Keesokan paginya,Diki beranjak dari kasur ,perlahan-lahan
ia meninggalkan Dika yang masih tertidur pulas.ia berjalan menghampiridaun
pintu yang sudah tua dan engselnya hamper lepas akibat karat yang
menyelimutinya.perlahan-lahan menghampiri kamar yang berjarak lima langkahan
dari kamarnya,dilihatnya suasana kamar sama dengan suasana sebelum Ibu
meninggalkan rumah kemarin.Diki menangis terisak-isak,dadanya terasa
sesak.suara tangisan tak mampu ia tahan hingga
suara membangunkan Dika yang tertidur.
“Kak,kenapa?,Ibu belum pulang
juga?”.suara Dika terdengar lemas,ia mengusap-usap kedua matanya,dilihatnya
benar kamar Ibu nya masih dalam keadaan rapi dan sama seperti awal beliau
meninggalkan rumah.tanpa sepatah kata yang keluar dari mulutnya, Dika langsung
memeluk erat badan kakaknya yang kurus,keduanya saling menangis dan mengusap
air mata satu sama lain.keduanya mencoba ontuk menenangkan diri.
“sebaiknya kita susul Ibu di laut sana,Dika khawatir
ni!....tergopoh-gopoh menarik tangan sang
kakak,keduanya meninggalkan rumah dalam keadaan pintu ternganga ( terbuka ).
“Ibu…..!, Ibu…..!”.Dika memanggil
terus-menerus tak menghiraukan suaranya yang sedikit serak akibat batuk yang
menyerangnya dua hari yang lalu.warga melihat heran kearah mereka, tak ada
satupun warga yang mau perduli dengan tingkah laku mereka. “Dika, kita langsung kepantai saja, kamu
tidak lihat warga yang tidak perduli dengan kita. Masih saja kamu tanya”.
Dika
terus menangis terisak-isak.ia tak mampu lagi berbicara terus saja mengikuti
kemana langkah sang kakak membawanya.Dika hanya dapat berdoa disepanjang jalan
mereka,berharap hal baik yang menolongnya.tampak kesedihan mewarnai wajah
keduanya.tapi dalam doanya, ia tak hentinya memanggil sebutan ibu dari
mulutnya.
Sesampainya dipesisir pantai,laut yang
yang membentang luas terlihat mengubur kenangan pahit dengan keduanya.
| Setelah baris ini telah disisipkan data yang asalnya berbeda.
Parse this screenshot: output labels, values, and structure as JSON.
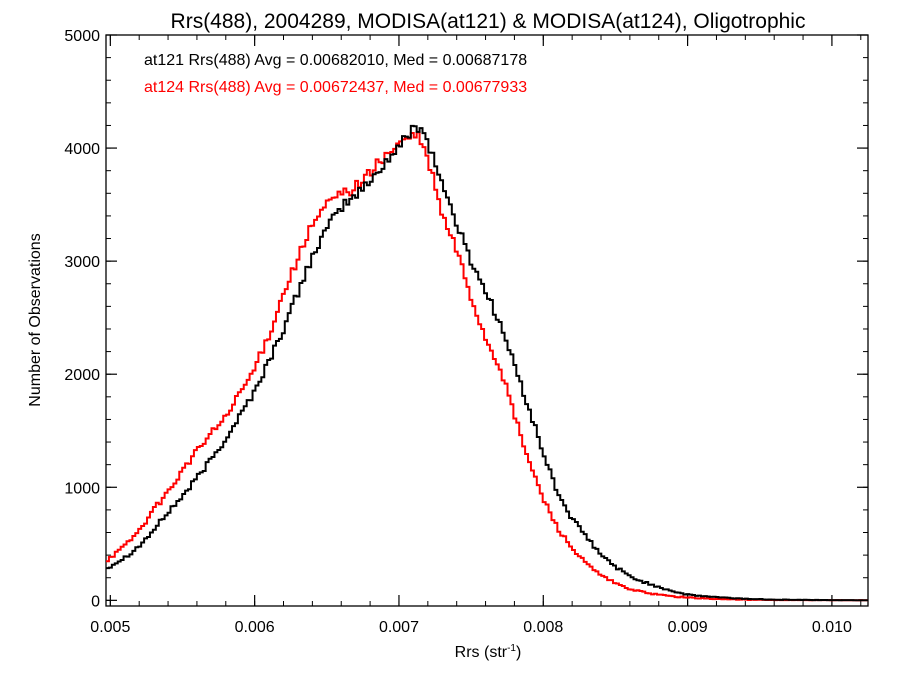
{
  "chart_data": {
    "type": "line",
    "title": "Rrs(488), 2004289, MODISA(at121) & MODISA(at124), Oligotrophic",
    "xlabel_main": "Rrs (str",
    "xlabel_sup": "-1",
    "xlabel_close": ")",
    "ylabel": "Number of Observations",
    "xlim": [
      0.00497,
      0.01025
    ],
    "ylim": [
      -50,
      5000
    ],
    "xticks": [
      0.005,
      0.006,
      0.007,
      0.008,
      0.009,
      0.01
    ],
    "xtick_labels": [
      "0.005",
      "0.006",
      "0.007",
      "0.008",
      "0.009",
      "0.010"
    ],
    "yticks": [
      0,
      1000,
      2000,
      3000,
      4000,
      5000
    ],
    "ytick_labels": [
      "0",
      "1000",
      "2000",
      "3000",
      "4000",
      "5000"
    ],
    "grid": false,
    "legend_position": "top-left",
    "series": [
      {
        "name": "at121",
        "legend_text": "at121 Rrs(488) Avg = 0.00682010, Med = 0.00687178",
        "color": "#000000",
        "x": [
          0.00497,
          0.0051,
          0.0052,
          0.0053,
          0.0054,
          0.0055,
          0.0056,
          0.0057,
          0.0058,
          0.0059,
          0.006,
          0.0061,
          0.0062,
          0.0063,
          0.0064,
          0.0065,
          0.0066,
          0.00667,
          0.0068,
          0.0069,
          0.007,
          0.00705,
          0.0071,
          0.00715,
          0.0072,
          0.00725,
          0.0073,
          0.0074,
          0.0075,
          0.0076,
          0.0077,
          0.0078,
          0.0079,
          0.008,
          0.0081,
          0.0082,
          0.0083,
          0.0084,
          0.0085,
          0.0086,
          0.0087,
          0.0088,
          0.0089,
          0.009,
          0.0091,
          0.0092,
          0.0093,
          0.0094,
          0.0095,
          0.0096,
          0.0098,
          0.01,
          0.01025
        ],
        "y": [
          280,
          380,
          480,
          620,
          780,
          920,
          1080,
          1250,
          1430,
          1640,
          1850,
          2120,
          2400,
          2720,
          3050,
          3280,
          3480,
          3550,
          3700,
          3870,
          4000,
          4100,
          4180,
          4200,
          4050,
          3880,
          3680,
          3330,
          3000,
          2740,
          2450,
          2080,
          1700,
          1300,
          950,
          720,
          560,
          400,
          300,
          210,
          160,
          120,
          80,
          50,
          38,
          28,
          20,
          14,
          10,
          7,
          4,
          2,
          1
        ]
      },
      {
        "name": "at124",
        "legend_text": "at124 Rrs(488) Avg = 0.00672437, Med = 0.00677933",
        "color": "#ff0000",
        "x": [
          0.00497,
          0.0051,
          0.0052,
          0.0053,
          0.0054,
          0.0055,
          0.0056,
          0.0057,
          0.0058,
          0.0059,
          0.006,
          0.0061,
          0.0062,
          0.0063,
          0.0064,
          0.0065,
          0.0066,
          0.00667,
          0.0068,
          0.0069,
          0.007,
          0.00705,
          0.0071,
          0.00715,
          0.0072,
          0.00725,
          0.0073,
          0.0074,
          0.0075,
          0.0076,
          0.0077,
          0.0078,
          0.0079,
          0.008,
          0.0081,
          0.0082,
          0.0083,
          0.0084,
          0.0085,
          0.0086,
          0.0087,
          0.0088,
          0.0089,
          0.009,
          0.0091,
          0.0092,
          0.0093,
          0.0094,
          0.0095,
          0.0096,
          0.0098,
          0.01,
          0.01025
        ],
        "y": [
          350,
          480,
          620,
          800,
          960,
          1150,
          1320,
          1480,
          1620,
          1830,
          2050,
          2350,
          2720,
          3030,
          3320,
          3500,
          3600,
          3630,
          3780,
          3930,
          4030,
          4080,
          4110,
          4080,
          3880,
          3680,
          3400,
          3100,
          2680,
          2320,
          2060,
          1640,
          1230,
          900,
          640,
          460,
          320,
          220,
          150,
          100,
          70,
          50,
          35,
          25,
          18,
          12,
          9,
          6,
          4,
          3,
          2,
          1,
          1
        ]
      }
    ]
  }
}
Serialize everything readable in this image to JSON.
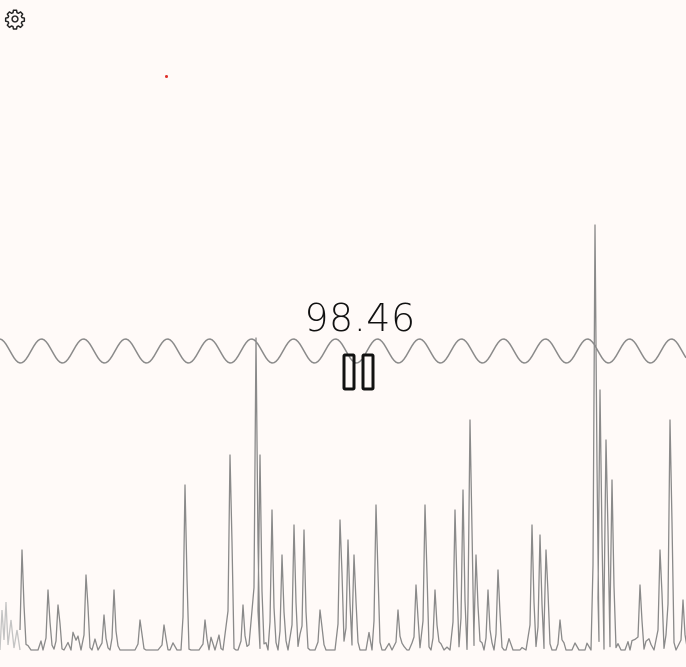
{
  "display": {
    "reading": "98.46"
  },
  "icons": {
    "settings": "gear-icon",
    "pause": "pause-icon"
  },
  "colors": {
    "background": "#fffaf8",
    "trace": "#8a8a8a",
    "indicator": "#e0302a",
    "text": "#111111"
  }
}
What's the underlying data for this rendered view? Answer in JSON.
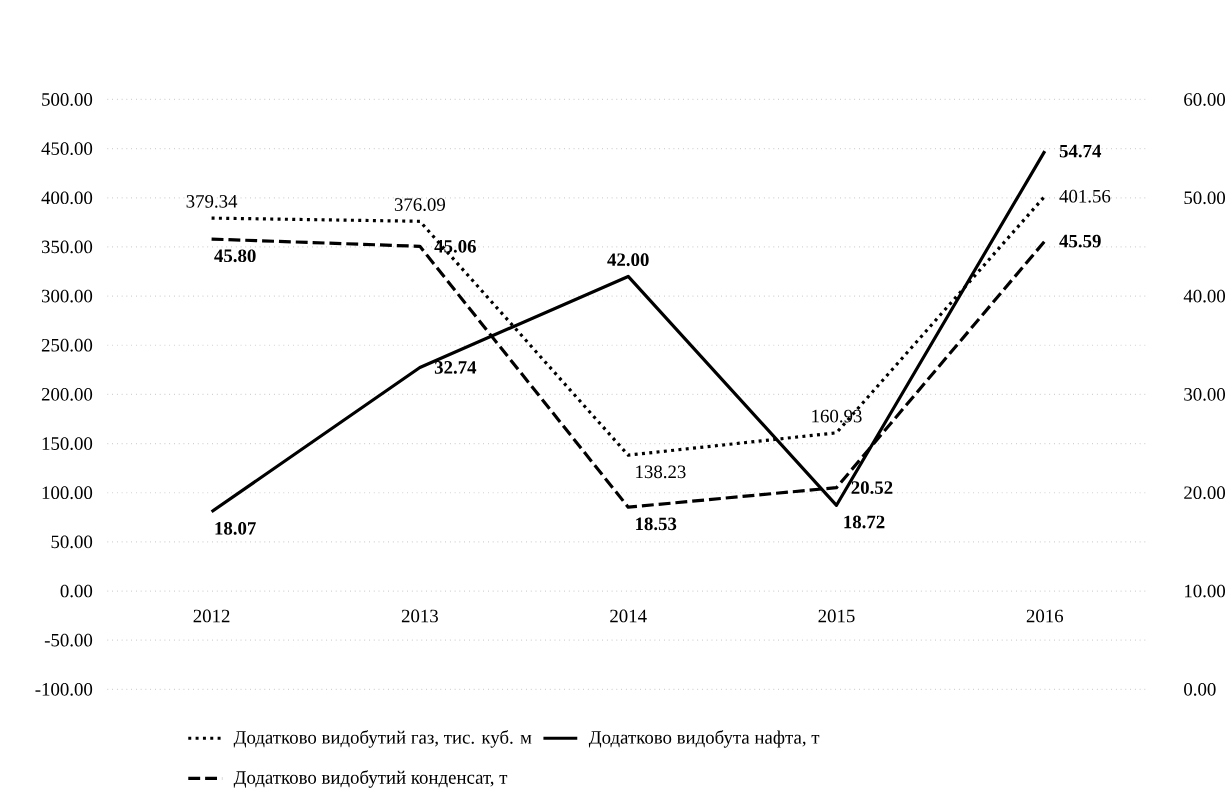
{
  "chart_data": {
    "type": "line",
    "categories": [
      "2012",
      "2013",
      "2014",
      "2015",
      "2016"
    ],
    "series": [
      {
        "name": "Додатково видобутий газ, тис. куб. м",
        "color": "#000000",
        "line_style": "dotted",
        "axis": "y",
        "values": [
          379.34,
          376.09,
          138.23,
          160.93,
          401.56
        ],
        "value_labels": [
          "379.34",
          "376.09",
          "138.23",
          "160.93",
          "401.56"
        ]
      },
      {
        "name": "Додатково видобута нафта, т",
        "color": "#000000",
        "line_style": "solid",
        "axis": "y2",
        "values": [
          18.07,
          32.74,
          42.0,
          18.72,
          54.74
        ],
        "value_labels": [
          "18.07",
          "32.74",
          "42.00",
          "18.72",
          "54.74"
        ]
      },
      {
        "name": "Додатково видобутий конденсат, т",
        "color": "#000000",
        "line_style": "dashed",
        "axis": "y2",
        "values": [
          45.8,
          45.06,
          18.53,
          20.52,
          45.59
        ],
        "value_labels": [
          "45.80",
          "45.06",
          "18.53",
          "20.52",
          "45.59"
        ]
      }
    ],
    "ylim": [
      -100,
      500
    ],
    "yticks": [
      {
        "value": -100,
        "label": "-100.00"
      },
      {
        "value": -50,
        "label": "-50.00"
      },
      {
        "value": 0,
        "label": "0.00"
      },
      {
        "value": 50,
        "label": "50.00"
      },
      {
        "value": 100,
        "label": "100.00"
      },
      {
        "value": 150,
        "label": "150.00"
      },
      {
        "value": 200,
        "label": "200.00"
      },
      {
        "value": 250,
        "label": "250.00"
      },
      {
        "value": 300,
        "label": "300.00"
      },
      {
        "value": 350,
        "label": "350.00"
      },
      {
        "value": 400,
        "label": "400.00"
      },
      {
        "value": 450,
        "label": "450.00"
      },
      {
        "value": 500,
        "label": "500.00"
      }
    ],
    "y2lim": [
      0,
      60
    ],
    "y2ticks": [
      {
        "value": 0,
        "label": "0.00"
      },
      {
        "value": 10,
        "label": "10.00"
      },
      {
        "value": 20,
        "label": "20.00"
      },
      {
        "value": 30,
        "label": "30.00"
      },
      {
        "value": 40,
        "label": "40.00"
      },
      {
        "value": 50,
        "label": "50.00"
      },
      {
        "value": 60,
        "label": "60.00"
      }
    ],
    "grid": "y",
    "legend": "bottom",
    "marker": "none"
  }
}
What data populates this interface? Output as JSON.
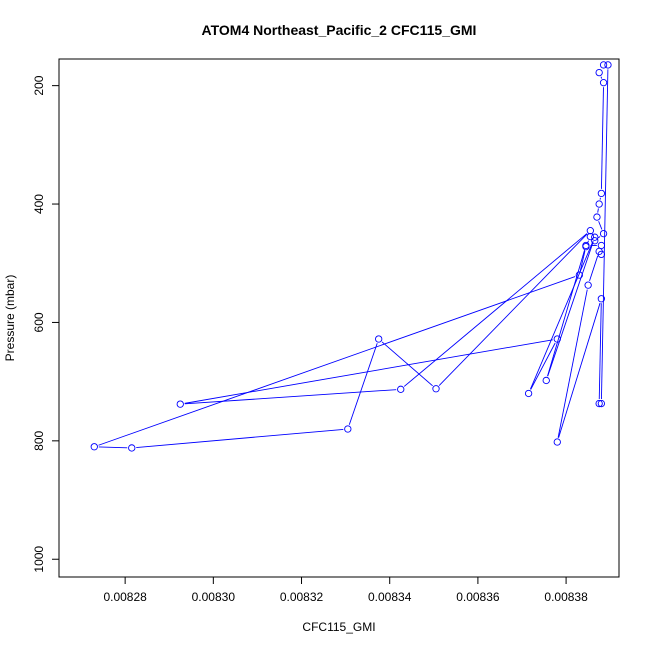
{
  "chart_data": {
    "type": "line",
    "title": "ATOM4 Northeast_Pacific_2 CFC115_GMI",
    "xlabel": "CFC115_GMI",
    "ylabel": "Pressure (mbar)",
    "xlim": [
      0.008265,
      0.008392
    ],
    "ylim": [
      1030,
      155
    ],
    "y_reversed": true,
    "x_ticks": [
      0.00828,
      0.0083,
      0.00832,
      0.00834,
      0.00836,
      0.00838
    ],
    "x_tick_labels": [
      "0.00828",
      "0.00830",
      "0.00832",
      "0.00834",
      "0.00836",
      "0.00838"
    ],
    "y_ticks": [
      200,
      400,
      600,
      800,
      1000
    ],
    "y_tick_labels": [
      "200",
      "400",
      "600",
      "800",
      "1000"
    ],
    "series": [
      {
        "color": "#0000ff",
        "marker": "open-circle",
        "points": [
          [
            0.0083885,
            165
          ],
          [
            0.0083875,
            178
          ],
          [
            0.0083885,
            195
          ],
          [
            0.008388,
            382
          ],
          [
            0.0083875,
            400
          ],
          [
            0.008387,
            422
          ],
          [
            0.0083885,
            450
          ],
          [
            0.0083865,
            462
          ],
          [
            0.0083855,
            455
          ],
          [
            0.0083845,
            472
          ],
          [
            0.008383,
            520
          ],
          [
            0.008273,
            810
          ],
          [
            0.0082815,
            812
          ],
          [
            0.0083305,
            780
          ],
          [
            0.0083375,
            628
          ],
          [
            0.0083505,
            712
          ],
          [
            0.0083855,
            445
          ],
          [
            0.0083425,
            713
          ],
          [
            0.0082925,
            738
          ],
          [
            0.008378,
            628
          ],
          [
            0.0083715,
            720
          ],
          [
            0.0083865,
            456
          ],
          [
            0.0083755,
            698
          ],
          [
            0.0083845,
            470
          ],
          [
            0.008388,
            470
          ],
          [
            0.008388,
            485
          ],
          [
            0.0083875,
            480
          ],
          [
            0.008385,
            537
          ],
          [
            0.008378,
            802
          ],
          [
            0.008388,
            560
          ],
          [
            0.0083875,
            737
          ],
          [
            0.008388,
            737
          ],
          [
            0.0083895,
            165
          ]
        ]
      }
    ]
  }
}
Huaaaaaaaa……!!!!!!!!,teriakan keras memantul dan memekakkan teling. sang adik
terlihat marah dan mengucapkan kata sumpah serapah,matanya melihat dendam dan
benci ke arah laut, terlihat seperti ia tahu sesuatu tentang kejadian yang
menimpa sang Ibu. Seketika gelombang besar menerpa sang adik yang tengah
berdiri di tepian pantai dan merenggut nyawanya hingga ia tewas dalam santapan
ombak. Dika………..!!!!!!!!,jangan tinggalkan kakak dik, ikhkhkhkh… Diki menangis
sekeras-kerasnya, ia memberontak dan menghempaskan tubuhnya diatas pasir pantai
yang padat dan basah. Ia mencoba menarik tangan Dika ,mencoba menarik sekuat
mungkin, tapi usahanya sia-sia,gengggaman tangan keduanya terlepas, Diki
kehilanagn 3 orang yang disayangi,dimulai dari Ayah,Ibu sekarang sang adik yang
dimiliki. Setan merasuki tubuh Diki,emosi tak terkontrol,fikirannya telah
buntu.tanpa berfikir panjang ia menerjunkan diri dan mengejar ombak yang besar
,hingga membuatnya tenggelam untuk selamanya bersama Ibu dan adiknya, warga
yang melihat tekad Diki mencoba untuk mencegah,tapi tak seorangpun yang berani
mendekati ombak yang begitu besar. Hujan berjatuhan membasahi pasir dipinggiran
pantai,nyiur bergoyangdengan kencangnya,itu pertanda bahwa hari dan nyiur ikut
prihatin atas kejadian yang menimpa keluarga sederhana ini.